Switching from exclusive pumping to nursing

Switching from exclusive pumping to nursing

Real-life: Baby is at 10 weeks now and I have been exclusively pumping. Exclusively pumping hasn't been easy. Each side takes 30-40 minutes of pumping and constant massaging to get the milk out. With exclusively pumping, it feels like I'm doing double the work and it's getting too much having to take care of baby and myself. I have built up a good supply now, and I want to gradually switch to nursing. Is it possible?

Learn how to latch

Some babies are naturally good feeders and can latch on pretty quickly. But for a lot of the exclusively pumping moms, the reason why we choose to exclusively pump is due to latching problems at the start. Hence, it may take some extra time and effort for a baby to re-learn how to latch on correctly again. 

Every baby is unique and the best thing you can do is to have a professional lactation expert observe and suggest methods that are customised to you and your baby. Engaging the services of a private lactation consultant may be too costly for some. A really good complimentary service offered by most councils is the drop-in breastfeeding clinics. Check your maternal and child health booklet for your nearest breastfeeding clinics. Plus, you get to meet other mums in breastfeeding clinics and make friends. 


It is very important to have skin-to-skin contact and let baby lay on your chest. Let your baby get used to hearing your heartbeat and being close to you. Slowly, guide your baby to your breast and brush your nipple over baby's lips. Do that a couple of times until your baby opens their lips. 

Be consistent

Some babies may be accustomed to feeding from a bottle, and not respond to the nipple. Do not feel discouraged. This is normal. It may take multiple tries to get your baby to respond to the nipple and latch on. Remember it is harder for your baby to drink milk from the breast than from a bottle. 

Offer a feed before your pumping session or when you see early hunger signs from your baby. Do not wait until your baby is too hungry. It is best to nurse when baby is calm and relaxed. 

For instance, if you decide to nurse baby in the morning, be consistent and try to let baby feed from the breast every day at around this time.

If you think baby needs more milk after nursing, you can offer a top-up bottle. If you feel like the breast isn't drained, you can also pump after nursing to maintain your supply. Gradually, as baby gets more accustomed to latching, your nursing session will also last longer. Eventually, your baby will be able to replace your pumping session. 

Slowly replace pumping sessions with nursing sessions

Take the lead from your baby as to how quickly you will replace other pumping sessions with nursing sessions. 

Your milk supply may change

You may be producing less milk, but this is natural since your milk supply is adjusting to your baby's appetite. 

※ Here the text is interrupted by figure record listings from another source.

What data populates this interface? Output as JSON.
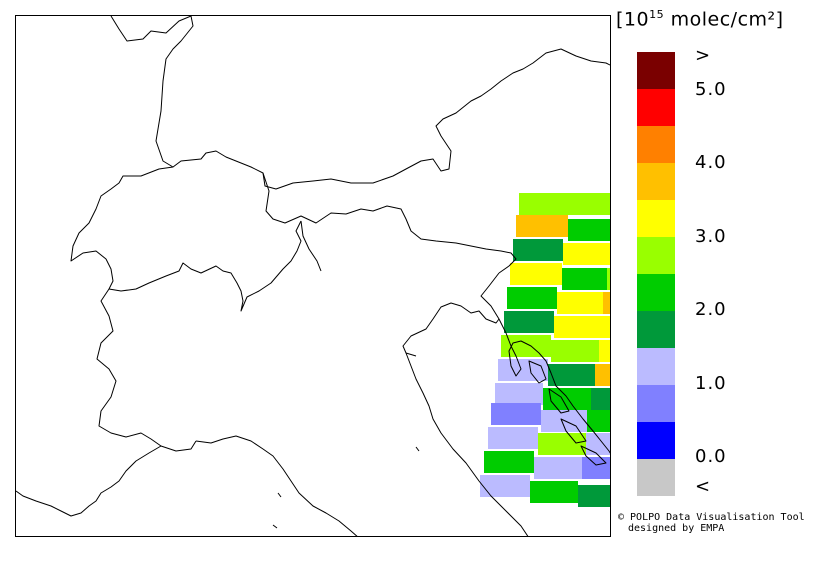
{
  "units": {
    "open": "[10",
    "exponent": "15",
    "rest": " molec/cm²]"
  },
  "legend": {
    "colors": [
      "#7a0000",
      "#ff0000",
      "#ff8000",
      "#ffc000",
      "#ffff00",
      "#99ff00",
      "#00cc00",
      "#00993a",
      "#bbbbff",
      "#8080ff",
      "#0000ff",
      "#c8c8c8"
    ],
    "labels": [
      ">",
      "5.0",
      "4.0",
      "3.0",
      "2.0",
      "1.0",
      "0.0",
      "<"
    ]
  },
  "credit": {
    "line1": "© POLPO Data Visualisation Tool",
    "line2": "designed by EMPA"
  }
}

You can have the best of both worlds

The two options do not have to be mutually exclusive. You can enjoy having flexibility depending on the kind of days you're having. With nursing, you can enjoy the special bond with baby and not have to do the extra tasks of washing bottles and carrying breast pump when you're out. With pumping, you can get your husband to take part and feed. Plus you do not have to feel the pressure of being the only person who can feed your baby.





Brianna said:

So in the hospital in the first two days I breast fed and sometimes supplemented with formula because I wasn’t making enough the nurses said my baby was the hungriest they’ve ever seen. I have pumped for almost nine weeks because it hurt too bad to nurse and have been only giving her my milk that I’ve pumped. I now make eight ounces on my right and about 4-6 on my left but my baby only eats 4. Or that’s what she drinks with feeling content and not throwing up half. Today I decided to try and nurse her again means she has a bigger mouth and my nipples have gotten used to being used. And she latched right away on my right and she did for about 15 minutes and then I burped her and she threw up a little so then I gave her my left and she had a little but started to swerve away from it so I took her off and she seemed content so I knew she was done. Then she threw up so much like enough to be 4 or 5 ounces so I knew she drank too much. My baby is a baby who doesn’t stop no matter how full she is unless she just can’t anymore and throws up. So if I wanted to only nurse her how would I switch to just nursing if just one breast makes 8 ounces in 15 minutes how do I make sure she gets to empty both and gets full but also get my breasts used to making just what she needs instead of double? My nipples are like itching right now and I don’t know if it’s from pain or irritation. Someone please help me I start school tomorrow and I bring her with so I could nurse her exclusively if I wanted to

Portsha Franklin

Portsha Franklin said:

Not sure how long ago this post was but Brianna you are doing great and I would love to connect with you!
I think you may have to consider shorter feeds more often until you find out your rhythm and how much your baby can get without throwing up.